Por un lado, que Kleiber había exigido una mesa de mezclas en su domicilio para hacer con las cintas lo que quisiera. Que puso en primer término a la orquesta y que dejó a los cantantes al fondo ("¿hay alguien ahíiii?", me caricaturizó el tenor). Que por eso sonaba regular. Le repliqué que había un nuevo reprocesado mejorando las cosas. Me dijo que lo sabía, pero puso cara de duda.
Por otro lado, que el enfrentamiento entre él y la batuta fue terrible. Todo había ido como la seda en los dos primeros actos, me aseguró, pero en el tercero Kleiber no estaba nada contento con su labor. Que cantó lo mejor que pudo, que creía estar haciéndolo bien, pero que al idiosincrático maestro no le gustaba. Que se negó a seguir, y que al final se llegó a un acuerdo con la productora: se grabaría el tercer acto sin la presencia de Kollo, y más tarde el tenor registraría su parte de manera independiente.
A mí me parece que los resultados fueron globalmente admirables, así que supongo que la decisión fue la acertada.

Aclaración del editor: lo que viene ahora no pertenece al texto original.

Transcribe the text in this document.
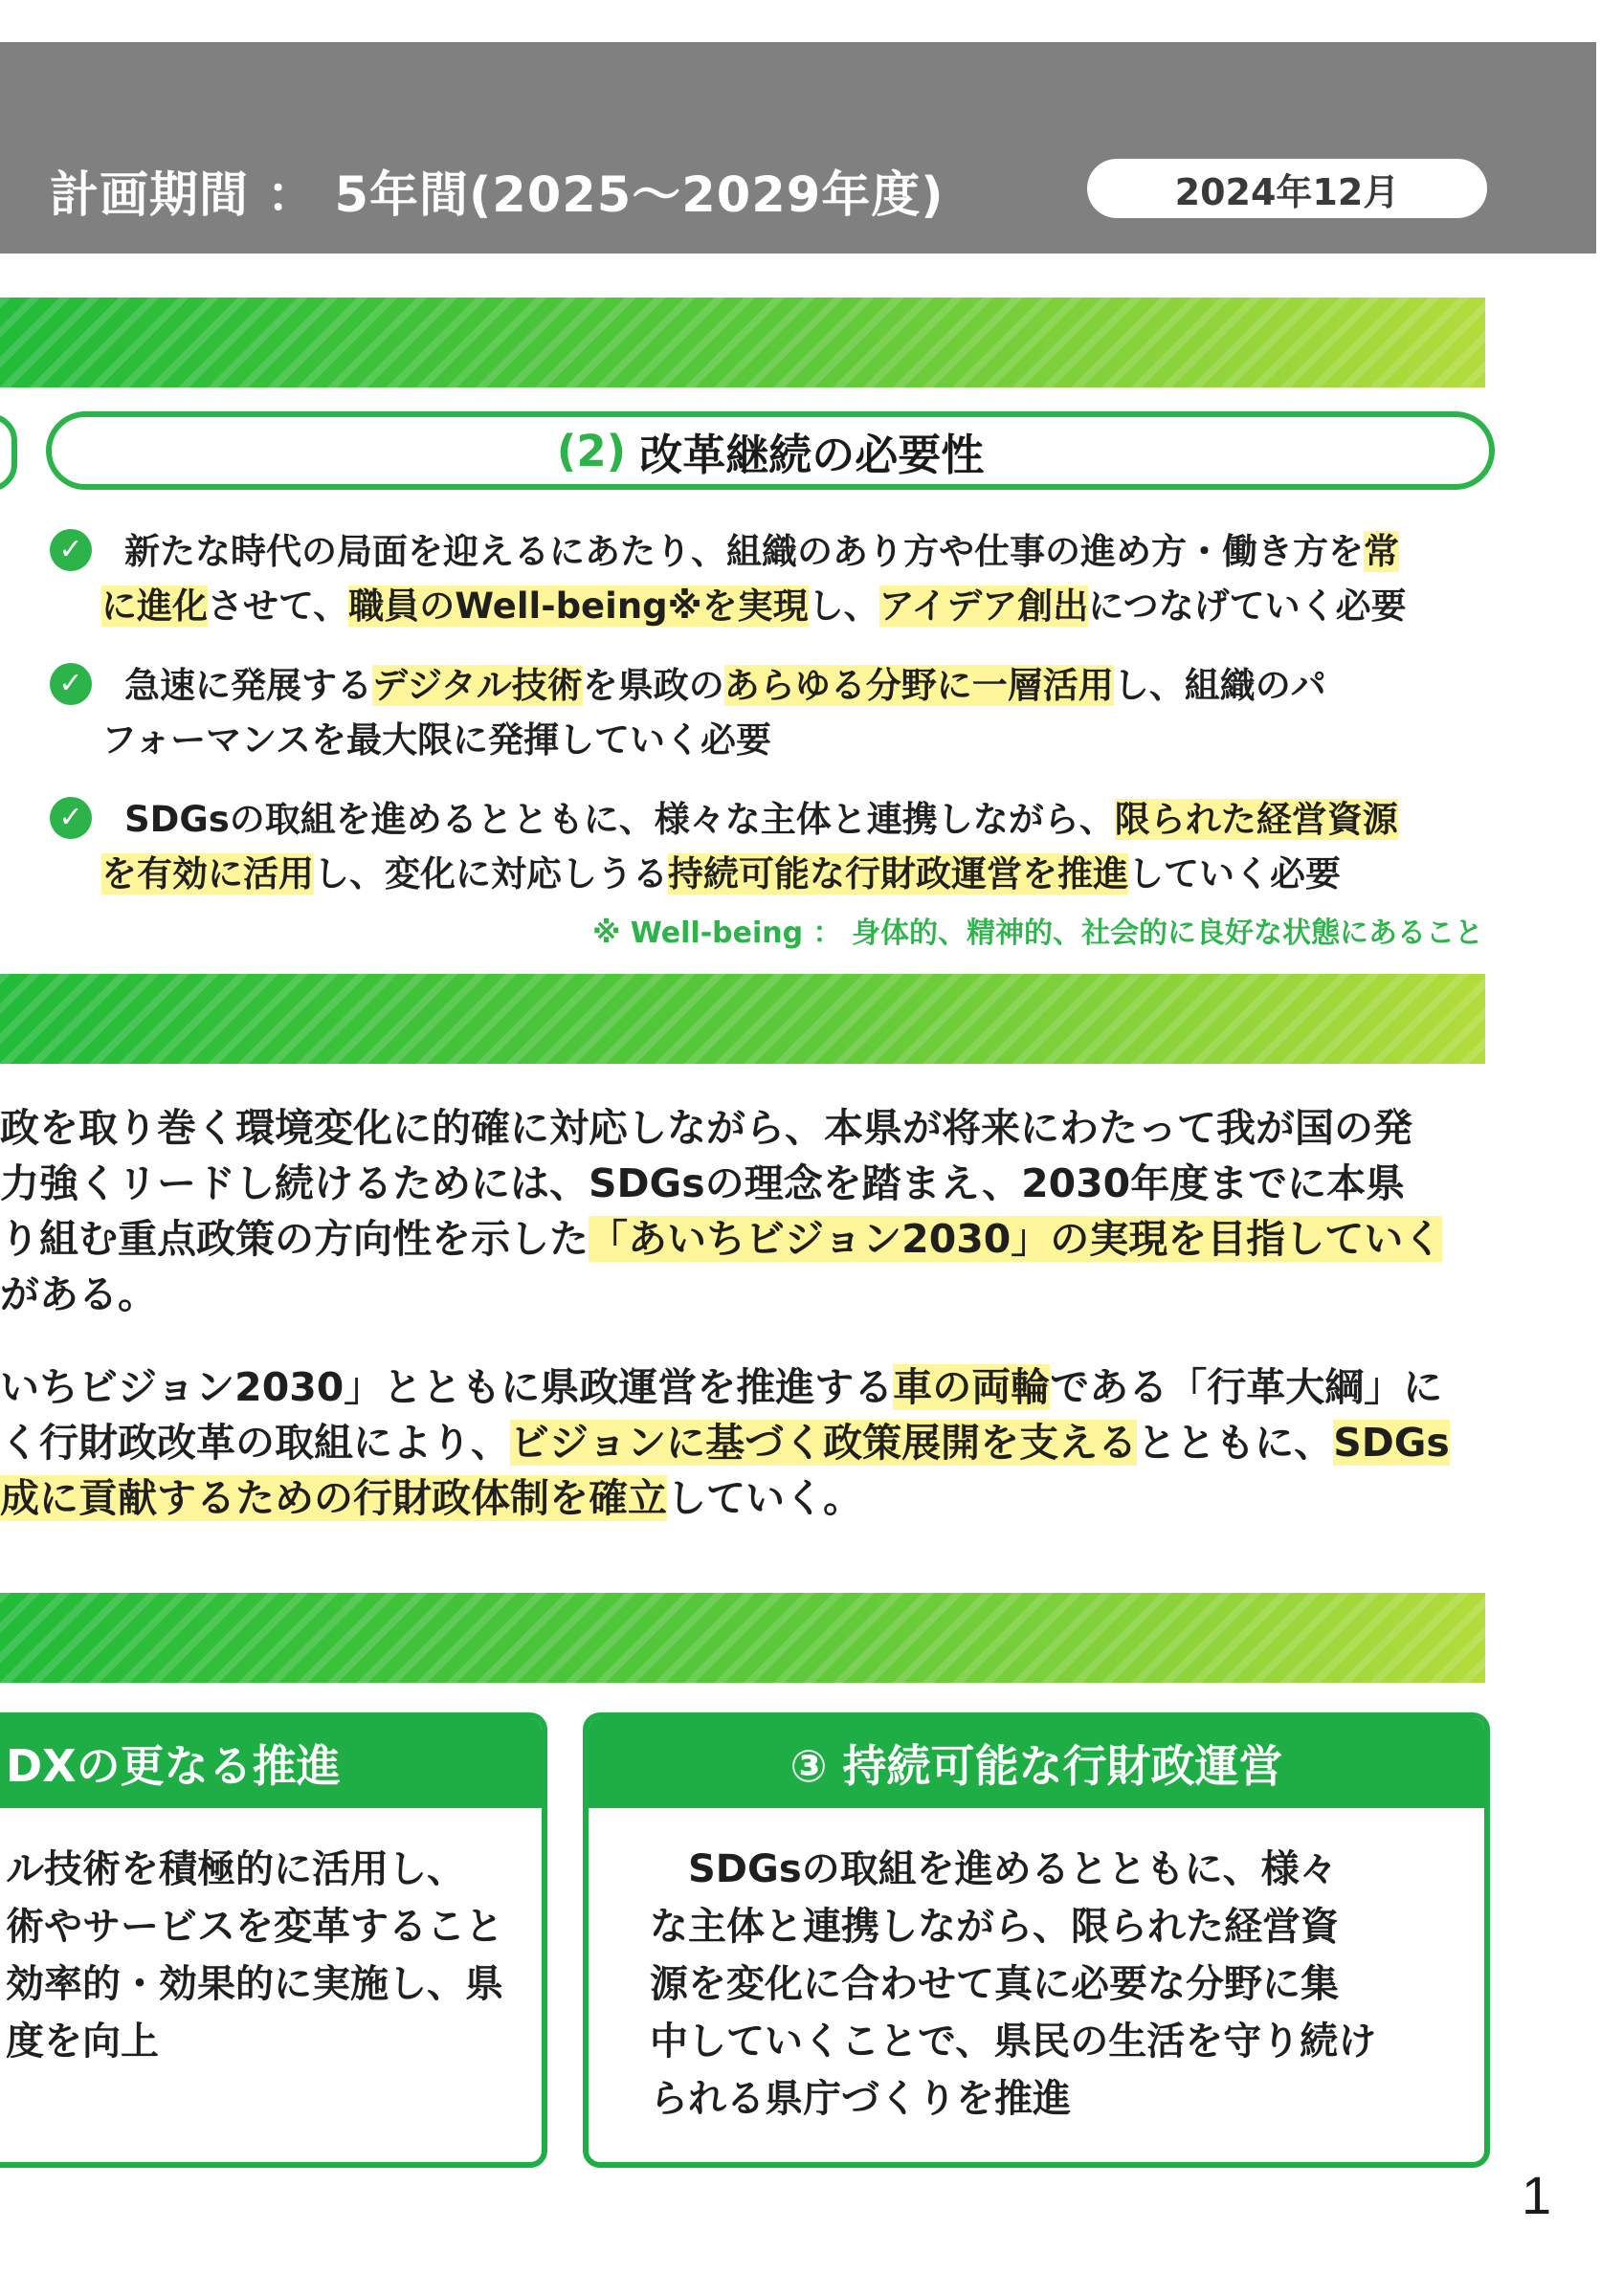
計画期間 ： 5年間(2025～2029年度)	2024年12月
(2) 改革継続の必要性
✓	新たな時代の局面を迎えるにあたり、組織のあり方や仕事の進め方・働き方を常
に進化させて、職員のWell-being※を実現し、アイデア創出につなげていく必要
✓	急速に発展するデジタル技術を県政のあらゆる分野に一層活用し、組織のパ
フォーマンスを最大限に発揮していく必要
✓	SDGsの取組を進めるとともに、様々な主体と連携しながら、限られた経営資源
を有効に活用し、変化に対応しうる持続可能な行財政運営を推進していく必要
※ Well-being ： 身体的、精神的、社会的に良好な状態にあること
政を取り巻く環境変化に的確に対応しながら、本県が将来にわたって我が国の発
力強くリードし続けるためには、SDGsの理念を踏まえ、2030年度までに本県
り組む重点政策の方向性を示した「あいちビジョン2030」の実現を目指していく
がある。
いちビジョン2030」とともに県政運営を推進する車の両輪である「行革大綱」に
く行財政改革の取組により、ビジョンに基づく政策展開を支えるとともに、SDGs
成に貢献するための行財政体制を確立していく。
DXの更なる推進
ル技術を積極的に活用し、
術やサービスを変革すること
効率的・効果的に実施し、県
度を向上
③ 持続可能な行財政運営
　SDGsの取組を進めるとともに、様々
な主体と連携しながら、限られた経営資
源を変化に合わせて真に必要な分野に集
中していくことで、県民の生活を守り続け
られる県庁づくりを推進
1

Por otro lado, ¿qué otro Tristán había a principios de los ochenta que pudiera con esa parte? Pues eso mismo. Y una cuestión marginal, pero significativa: el lenguaje no verbal del artista me dejó muy claro que sentía poco interés por el Tristán que estaba haciendo por parecidas fechas con Barenboim. Lo mismo que Waltraud Meier por la producción de Heiner Müller. Cosas de artistas, ya saben.